Interferon-γ-inducible protein 10, IP-10 (in the systematic nomenclature, CXCL10), is expressed by astrocytes, microglia, and endothelial cells in an inflammatory lesion and cells culture supernatants, acts specifically on activated T cells and macrophages, and attracts T lymphocytes into the CSF. Expression of IP-10 in the brain is correlated closely with increased infiltrating cells in herpes simplex virus (HSV), MHV, and West Nile virus (WNV) infection [19-21]. Abrogation of IP-10 expression by either depletion with anti-IP-10 or genetic silencing dramatically reduces infiltration of T cell into the CNS. In the brain, IP-10 can be induced by HIV-1 viral gp120, Nef, and Tat [22-24]. Cooperative interaction of HIV Tat and IFN-γ results in IP-10 overexpression, which in turn can amplify the inflammatory responses within the CNS of HAD patients by recruiting more lymphocytes into the brain. IP-10 has been detected in the CSF of individuals with HIV-1 infection [25] and in the astrocytes in brains of individuals with HIV associated dementia [26]. It was also associated with SHIV encephalitis in macaques [27]. Upregulation of IP-10 may contribute to the BBB permeability changes and instruction of innate immune responses in CNS [28]. Zhang et al. indicated that IP-10 could intensify injury to the blood-brain barrier by NK cells via its receptor CXCR3 [29]. Exogenous CXCL10 led to increased membrane permeability in neurons and caused cell loss in the fetal brain cultures, which might be responsible for induction of neuron apoptosis [30]. In our study, we demonstrated the expression of IP-10 was significantly elevated in HIV-1 infected patients with neurocognitive impairment whether in CSF or in plasma. In addition, the expression levels of IP-10 in CSF and plasma in the patients with HIV-CI were significantly correlated (correlation coefficient 0.7525, P < 0.0001), but there was no correlation in HIV-NC patients. It suggested that neurocognitive impairment in HIV-1 infected patients might be accompanied by the arising of blood-brain barrier (BBB) impairment. Increased permeability of BBB results in infiltration of activated T lymphocyte from periphery and overexpression of cytokines in CNS, which might promote the degeneration of neuron. Further studies on relationship between IP-10 and BBB injury are required.

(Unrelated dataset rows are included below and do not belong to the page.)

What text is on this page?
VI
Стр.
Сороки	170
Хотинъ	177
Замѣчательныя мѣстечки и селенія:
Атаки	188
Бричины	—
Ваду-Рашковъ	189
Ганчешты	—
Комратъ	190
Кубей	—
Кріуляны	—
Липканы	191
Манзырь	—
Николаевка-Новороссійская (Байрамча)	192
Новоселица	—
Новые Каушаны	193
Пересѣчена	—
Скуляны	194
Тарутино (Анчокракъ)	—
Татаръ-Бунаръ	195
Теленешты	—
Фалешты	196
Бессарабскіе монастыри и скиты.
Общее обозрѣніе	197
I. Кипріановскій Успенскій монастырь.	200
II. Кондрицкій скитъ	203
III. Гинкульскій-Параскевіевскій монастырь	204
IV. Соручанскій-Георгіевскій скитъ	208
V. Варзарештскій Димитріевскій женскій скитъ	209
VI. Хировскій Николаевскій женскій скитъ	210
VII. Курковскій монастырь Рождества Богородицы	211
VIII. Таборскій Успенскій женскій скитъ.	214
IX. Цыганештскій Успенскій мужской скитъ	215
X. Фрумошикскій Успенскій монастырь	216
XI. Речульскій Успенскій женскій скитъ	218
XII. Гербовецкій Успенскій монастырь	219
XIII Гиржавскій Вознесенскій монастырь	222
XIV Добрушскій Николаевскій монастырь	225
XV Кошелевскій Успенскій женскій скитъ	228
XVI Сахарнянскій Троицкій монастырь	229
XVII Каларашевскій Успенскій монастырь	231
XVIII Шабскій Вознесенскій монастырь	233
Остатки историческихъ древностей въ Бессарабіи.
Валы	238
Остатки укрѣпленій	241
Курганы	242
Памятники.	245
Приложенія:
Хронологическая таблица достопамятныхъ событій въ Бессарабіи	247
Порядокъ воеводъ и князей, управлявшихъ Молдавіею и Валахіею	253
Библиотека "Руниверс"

There are some limitations to our study. Firstly, cases with HIV complication have not been excluded from the enrolled subjects (29/85), which might raise the possibility that an increase in cytokine levels with complications could explain their higher values. However, the ratios of cases with complication were almost equal in HIV-CI and HIV-NC groups, with 33% and 36%, respectively, making this explanation unlikely. Secondly, the patients in this study have relative lower CD4 T cell count [53 (20–120), median (IQR)]. There was no significant difference in CD4 cell count between HIV-CI and HIV-NC patients; nevertheless, relative poorer immune state could exert a negative influence on inflammatory response.

In conclusion, our study suggested that elevated levels of G-CSF, IL-8, IP-10, and MCP-1 in CSF may indicate HIV associated neurocognitive impairment. Consistent changes of G-CSF and IP-10 in paired plasma and CSF samples enhance their potential for predicting HAND.